A simple, fireside thing, whose quiet smile
Can warm earth's poorest hovel to a home.
Love. J.R. LOWELL.

He is the half part of a blessed man,
Left to be finished by such as she;
And she a fair divided excellence,
Whose fulness of perfection lies in him;
King John, Act ii. Sc. 1. SHAKESPEARE.

As unto the bow the cord is,
So unto the man is woman;
Though she bends him she obeys him;
Though she draws him, yet she follows,
Useless each without the other!
Hiawatha, Pt. X. H.W. LONGFELLOW.

Man is but half without woman; and
As do idolaters their heavenly gods,
We deify the things that we adore.
Festus. P.J. BAILEY.

Let still the woman take
An elder than herself: so wears she to him,
So sways she level in her husband's heart,
For, boy, however we do praise ourselves,
Our fancies are more giddy and unfirm,
More longing, wavering, sooner lost and won,
Than women's are.

* * * * *

Then let thy love be younger than thyself,
Or thy affection cannot hold the bent.
Twelfth Night, Act ii. Sc. 4. SHAKESPEARE.
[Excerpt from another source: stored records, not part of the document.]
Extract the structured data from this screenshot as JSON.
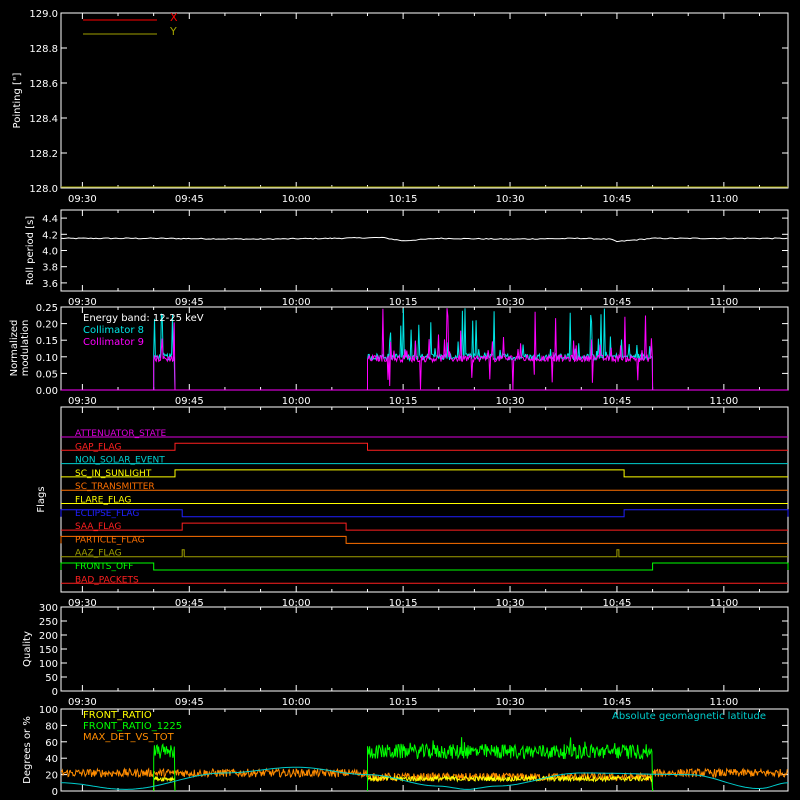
{
  "colors": {
    "background": "#000000",
    "axis": "#ffffff",
    "x_line": "#ff0000",
    "y_line": "#a0a000",
    "roll": "#ffffff",
    "coll8": "#00e5e5",
    "coll9": "#ff00ff",
    "front_ratio": "#ffff00",
    "front_ratio_1225": "#00ff00",
    "max_det_vs_tot": "#ff8c00",
    "geomag": "#00cccc"
  },
  "time_axis": {
    "xlim": [
      "09:27",
      "11:09"
    ],
    "ticks": [
      "09:30",
      "09:45",
      "10:00",
      "10:15",
      "10:30",
      "10:45",
      "11:00"
    ]
  },
  "chart_data": [
    {
      "type": "line",
      "ylabel": "Pointing [\"]",
      "ylim": [
        128.0,
        129.0
      ],
      "yticks": [
        "128.0",
        "128.2",
        "128.4",
        "128.6",
        "128.8",
        "129.0"
      ],
      "legend": {
        "placement": "top-left",
        "entries": [
          "X",
          "Y"
        ]
      },
      "series": [
        {
          "name": "X",
          "x": [],
          "values": []
        },
        {
          "name": "Y",
          "x": [],
          "values": []
        }
      ]
    },
    {
      "type": "line",
      "ylabel": "Roll period [s]",
      "ylim": [
        3.5,
        4.5
      ],
      "yticks": [
        "3.6",
        "3.8",
        "4.0",
        "4.2",
        "4.4"
      ],
      "series": [
        {
          "x": [
            "09:27",
            "09:40",
            "09:55",
            "10:05",
            "10:12",
            "10:15",
            "10:20",
            "10:30",
            "10:40",
            "10:44",
            "10:45",
            "10:50",
            "11:09"
          ],
          "values": [
            4.15,
            4.15,
            4.14,
            4.15,
            4.16,
            4.12,
            4.15,
            4.14,
            4.15,
            4.14,
            4.11,
            4.15,
            4.15
          ]
        }
      ]
    },
    {
      "type": "line",
      "ylabel": "Normalized\nmodulation",
      "ylim": [
        0,
        0.25
      ],
      "yticks": [
        "0.00",
        "0.05",
        "0.10",
        "0.15",
        "0.20",
        "0.25"
      ],
      "annotation": "Energy band: 12-25 keV",
      "legend": {
        "placement": "top-left",
        "entries": [
          "Collimator 8",
          "Collimator 9"
        ]
      },
      "series": [
        {
          "name": "Collimator 8",
          "segments": [
            [
              "09:40",
              "09:43"
            ],
            [
              "10:10",
              "10:50"
            ]
          ],
          "base": 0.1,
          "peak": 0.25
        },
        {
          "name": "Collimator 9",
          "segments": [
            [
              "09:40",
              "09:43"
            ],
            [
              "10:10",
              "10:50"
            ]
          ],
          "base": 0.095,
          "peak": 0.25
        }
      ]
    },
    {
      "type": "line",
      "ylabel": "Flags",
      "flags": [
        {
          "name": "ATTENUATOR_STATE",
          "color": "#dd00dd",
          "states": []
        },
        {
          "name": "GAP_FLAG",
          "color": "#ff2020",
          "states": [
            [
              "09:43",
              "10:10"
            ]
          ]
        },
        {
          "name": "NON_SOLAR_EVENT",
          "color": "#00d0d0",
          "states": []
        },
        {
          "name": "SC_IN_SUNLIGHT",
          "color": "#ffff00",
          "states": [
            [
              "09:43",
              "10:46"
            ]
          ]
        },
        {
          "name": "SC_TRANSMITTER",
          "color": "#ff7000",
          "states": []
        },
        {
          "name": "FLARE_FLAG",
          "color": "#ffff00",
          "states": []
        },
        {
          "name": "ECLIPSE_FLAG",
          "color": "#2020ff",
          "states": [
            [
              "09:27",
              "09:44"
            ],
            [
              "10:46",
              "11:09"
            ]
          ]
        },
        {
          "name": "SAA_FLAG",
          "color": "#ff2020",
          "states": [
            [
              "09:44",
              "10:07"
            ]
          ]
        },
        {
          "name": "PARTICLE_FLAG",
          "color": "#ff7000",
          "states": [
            [
              "09:27",
              "10:07"
            ]
          ]
        },
        {
          "name": "AAZ_FLAG",
          "color": "#a0a000",
          "states": [
            [
              "09:44",
              "09:44"
            ],
            [
              "10:45",
              "10:45"
            ]
          ]
        },
        {
          "name": "FRONTS_OFF",
          "color": "#00ff00",
          "states": [
            [
              "09:27",
              "09:40"
            ],
            [
              "10:50",
              "11:09"
            ]
          ]
        },
        {
          "name": "BAD_PACKETS",
          "color": "#ff2020",
          "states": []
        }
      ]
    },
    {
      "type": "line",
      "ylabel": "Quality",
      "ylim": [
        0,
        300
      ],
      "yticks": [
        "0",
        "50",
        "100",
        "150",
        "200",
        "250",
        "300"
      ],
      "series": []
    },
    {
      "type": "line",
      "ylabel": "Degrees or %",
      "ylim": [
        0,
        100
      ],
      "yticks": [
        "0",
        "20",
        "40",
        "60",
        "80",
        "100"
      ],
      "legend": {
        "placement": "top-left",
        "entries": [
          "FRONT_RATIO",
          "FRONT_RATIO_1225",
          "MAX_DET_VS_TOT"
        ]
      },
      "annotation": "Absolute geomagnetic latitude",
      "series": [
        {
          "name": "FRONT_RATIO",
          "segments": [
            [
              "09:40",
              "09:43"
            ],
            [
              "10:10",
              "10:50"
            ]
          ],
          "base": 15
        },
        {
          "name": "FRONT_RATIO_1225",
          "segments": [
            [
              "09:40",
              "09:43"
            ],
            [
              "10:10",
              "10:50"
            ]
          ],
          "base": 48
        },
        {
          "name": "MAX_DET_VS_TOT",
          "x_range": [
            "09:27",
            "11:09"
          ],
          "base": 22
        },
        {
          "name": "Absolute geomagnetic latitude",
          "x": [
            "09:27",
            "09:36",
            "09:50",
            "10:00",
            "10:10",
            "10:20",
            "10:24",
            "10:28",
            "10:40",
            "10:55",
            "11:05",
            "11:09"
          ],
          "values": [
            10,
            2,
            22,
            29,
            20,
            6,
            2,
            6,
            22,
            20,
            3,
            10
          ]
        }
      ]
    }
  ]
}
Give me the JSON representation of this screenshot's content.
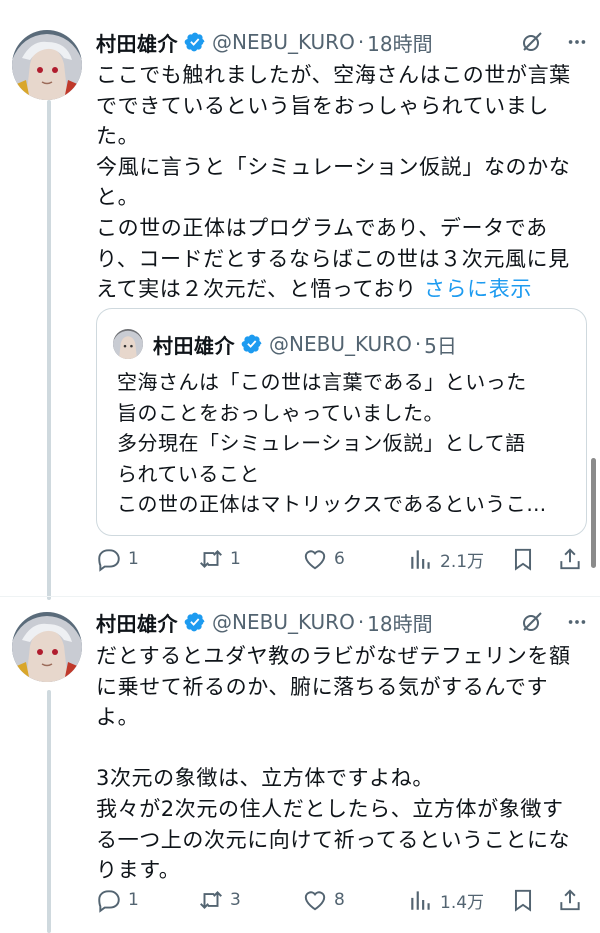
{
  "tweets": [
    {
      "name": "村田雄介",
      "handle": "@NEBU_KURO",
      "dot": "·",
      "time": "18時間",
      "body": "ここでも触れましたが、空海さんはこの世が言葉\nでできているという旨をおっしゃられていまし\nた。\n今風に言うと「シミュレーション仮説」なのかな\nと。\nこの世の正体はプログラムであり、データであ\nり、コードだとするならばこの世は３次元風に見\nえて実は２次元だ、と悟っており",
      "show_more": "さらに表示",
      "quote": {
        "name": "村田雄介",
        "handle": "@NEBU_KURO",
        "dot": "·",
        "time": "5日",
        "body": "空海さんは「この世は言葉である」といった\n旨のことをおっしゃっていました。\n多分現在「シミュレーション仮説」として語\nられていること\nこの世の正体はマトリックスであるというこ…"
      },
      "replies": "1",
      "retweets": "1",
      "likes": "6",
      "views": "2.1万"
    },
    {
      "name": "村田雄介",
      "handle": "@NEBU_KURO",
      "dot": "·",
      "time": "18時間",
      "body": "だとするとユダヤ教のラビがなぜテフェリンを額\nに乗せて祈るのか、腑に落ちる気がするんです\nよ。\n\n3次元の象徴は、立方体ですよね。\n我々が2次元の住人だとしたら、立方体が象徴す\nる一つ上の次元に向けて祈ってるということにな\nります。",
      "replies": "1",
      "retweets": "3",
      "likes": "8",
      "views": "1.4万"
    }
  ],
  "colors": {
    "text": "#0f1419",
    "muted": "#536471",
    "link": "#1d9bf0",
    "verified": "#1d9bf0",
    "border": "#cfd9de"
  },
  "icons": [
    "verified-badge-icon",
    "grok-icon",
    "more-icon",
    "reply-icon",
    "retweet-icon",
    "like-icon",
    "views-icon",
    "bookmark-icon",
    "share-icon"
  ]
}
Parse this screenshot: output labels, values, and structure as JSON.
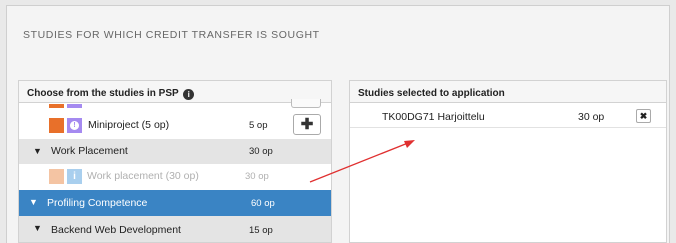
{
  "section": {
    "title": "STUDIES FOR WHICH CREDIT TRANSFER IS SOUGHT"
  },
  "left_panel": {
    "header": "Choose from the studies in PSP",
    "info_icon": "i",
    "rows": {
      "miniproject": {
        "label": "Miniproject (5 op)",
        "op": "5 op",
        "badge": "!",
        "add_icon": "✚"
      },
      "work_placement": {
        "label": "Work Placement",
        "op": "30 op",
        "chevron": "▼"
      },
      "work_placement_course": {
        "label": "Work placement (30 op)",
        "op": "30 op",
        "badge": "i"
      },
      "profiling_competence": {
        "label": "Profiling Competence",
        "op": "60 op",
        "chevron": "▼"
      },
      "backend_web": {
        "label": "Backend Web Development",
        "op": "15 op",
        "chevron": "▼"
      }
    }
  },
  "right_panel": {
    "header": "Studies selected to application",
    "selected": {
      "code_name": "TK00DG71 Harjoittelu",
      "op": "30 op",
      "remove_icon": "✖"
    }
  },
  "colors": {
    "primary_blue": "#3a84c4",
    "orange": "#e8702a",
    "purple": "#a58af0",
    "annotation_arrow": "#e03030"
  }
}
Such duty as the subject owes the prince,
Even such a woman oweth to her husband.
Taming of the Shrew, Act v. Sc. 2. SHAKESPEARE.

And truant husband should return, and say.
"My dear, I was the first who came away."
Don Juan, Canto I. LORD BYRON.

With thee conversing I forget all time;
All seasons and their change, all please alike.